Walla has been a catalyst for Telekinesis’ career since Lerner was just a kid who wanted to be a drummer in a rock band. After hearing some haphazard songs Lerner posted on a MySpace page, Walla produced Telekinesis!, earning it some buzz when he told Stereogum it was his favorite record. This rush of events culminated in major-label interest, and ultimately a deal with Merge.

“I really love how . . . Michael is really straight and direct,” Walla says during a recent phone call. “His melodies are very clear, very concise, and really put together. But then . . . he’s willing to do just about anything. He’s really into experimenting, and I think that that combination of a really classic song sense and melodic sense, plus the sort of ‘Let’s tear it all apart as we record it’ [approach], makes for a really interesting record.”

Lines does, as Lerner admits, have some ’90s-music hallmarks—the dramatic third track, “50 Ways,” flashes back to “Blue Album” Weezer, and the entire record has a slick veneer that indie rock’s lately been abandoning in favor of fuzz and distortion. That bright sound pervades Lines insistently—even though this is Lerner’s version of a breakup album. Lyrically, the album deals with the messy end of the same romance that he hoorah-ed on his first record.
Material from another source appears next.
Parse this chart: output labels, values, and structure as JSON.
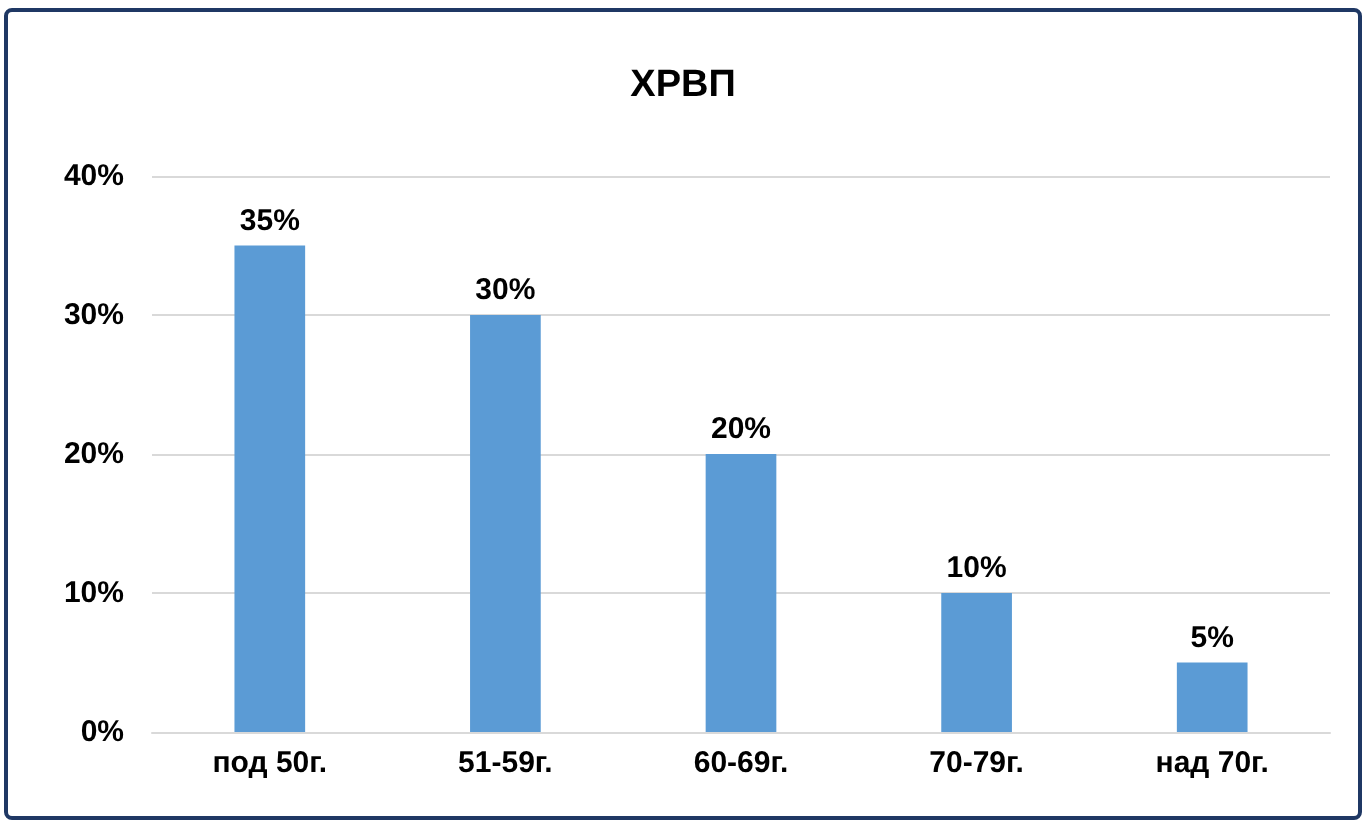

Worse, while he was writing the songs, he was dealing with a balance problem in his ear that required multiple hospital visits, and the day before he was scheduled to begin recording the album with Walla, he got into his first car wreck (this was after he had already written Lines‘ first single, “Car Crash.” Ominous?). For the first time in his life, Michael Lerner was depressed.

In typical cheery fashion, Lerner ended up seeing that dark period as a blessing in disguise—after rescheduling his recording session, he wrote some of the album’s best tracks, including the infectiously bouncy single “Please Ask for Help.” His sunny nature turned 12 Desperate Straight Lines into the most chipper breakup album you’ve ever heard. On the album’s opening track, Lerner sings such sullen lines as “I never loved you/I’ve never loved anyone,” but at the same time a guitar strums vividly and a xylophone tinkles a lively, happy melody.

“It’s hard for me to sound really sad,” Lerner admits. “I’m not a sad person at all, and I definitely don’t want to come across as that. I’m a really, really happy guy.”